In the past, I’ve written solutions using ASP.NET where I would use a 404 page that would parse the original request, and route based on that. Unfortunately, this method resulted in at least 2 or 3 HTTP 302 redirects (since I that’s what Response.Redirect() does) So while you could use readable URLs, once the requested was completed you’d end up at an ugly old URL.
Well, now that I’m playing with rails, I’ll have to admit that I’m completely tickled that “out of the box” it comes with a readable URL setup, even if it does put the emphasis on the model’s (somewhat unfriendly) ID.
In an effort to extend it some, I’ve recently made some additional changes to this blog engine where it uses the date and title in the URL as opposed to just the ID.

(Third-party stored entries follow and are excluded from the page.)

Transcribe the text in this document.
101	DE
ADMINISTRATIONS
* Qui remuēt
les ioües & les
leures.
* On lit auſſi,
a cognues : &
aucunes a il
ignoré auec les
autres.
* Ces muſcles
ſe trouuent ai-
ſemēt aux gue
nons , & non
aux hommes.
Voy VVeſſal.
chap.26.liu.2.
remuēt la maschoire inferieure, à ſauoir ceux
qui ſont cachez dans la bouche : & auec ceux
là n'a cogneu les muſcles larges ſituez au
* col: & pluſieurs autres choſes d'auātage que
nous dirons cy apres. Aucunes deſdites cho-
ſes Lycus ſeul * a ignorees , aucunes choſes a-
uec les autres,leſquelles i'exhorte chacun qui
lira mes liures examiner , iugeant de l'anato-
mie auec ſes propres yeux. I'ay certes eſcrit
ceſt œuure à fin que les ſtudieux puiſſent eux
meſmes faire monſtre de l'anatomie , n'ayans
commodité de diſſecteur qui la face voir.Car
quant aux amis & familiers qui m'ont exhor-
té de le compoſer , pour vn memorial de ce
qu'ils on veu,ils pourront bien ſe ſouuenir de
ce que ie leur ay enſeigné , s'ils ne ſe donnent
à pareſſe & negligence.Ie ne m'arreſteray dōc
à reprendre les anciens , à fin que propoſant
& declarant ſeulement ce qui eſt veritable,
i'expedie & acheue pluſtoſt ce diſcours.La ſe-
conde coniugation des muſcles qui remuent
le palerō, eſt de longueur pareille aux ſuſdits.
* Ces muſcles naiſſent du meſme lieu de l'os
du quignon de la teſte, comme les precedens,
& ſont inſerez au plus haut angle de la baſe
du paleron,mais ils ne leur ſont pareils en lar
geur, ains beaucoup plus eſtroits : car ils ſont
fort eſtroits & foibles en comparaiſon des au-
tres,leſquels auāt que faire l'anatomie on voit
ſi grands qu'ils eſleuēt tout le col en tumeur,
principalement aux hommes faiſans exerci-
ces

My initial plan was to make a DB migration that just churned through all the entries and created a new URL column with a copy of the title. Obviously, we’d need to put a unique constraint on it, and there would need to be manipulation done to the titles to make them so they work (remove spaces, slashes, periods, question marks, etc).
All said and done, an entry with the title “This is a test” would get “/entries/year/month/this_is_a_test” for it’s URL. Great!
Except for one hitch.
Looking through the DB, it became clear very quickly that I tend use a lot of high ASCII characters in my titles (stupid mac).
Ok. No big deal. We’ll just zap any character in the title that isn’t A-Z, a-z, or 0-9. In fact, when writing a wine review last night I’ve noticed that this is exactly what Cork’d has started doing—just escaping any “wacky” chars to underscores. Problem solved, right?
Well. Kind of.
Being the old cranky guy that I am, seeing something like Ch_teauneuf_du_Pape in the URL really bothered me. Where’s the damned a? I suppose you could rewrite various characters without their accents, but suddenly that becomes a really long list of rules—circumflex alone has 21 possible characters (Â, â, Ê, ê, Î… etc.)
So, for now, I’ve decided to make it a manual process. New entries going forward will have edited friendly URLs, but older entries (this goddamn blog dates back to 2001) will continue to use the ID.
Anyway, like I said, it’s something I’ve been thinking abut lately.
1 There are handful of IIS filters out now that allow you to do rewriting, but a) Loosely documented 3rd party ISAPI filters make me nervous, and b) unless you’re on a dedicated windows box, you’re outta luck.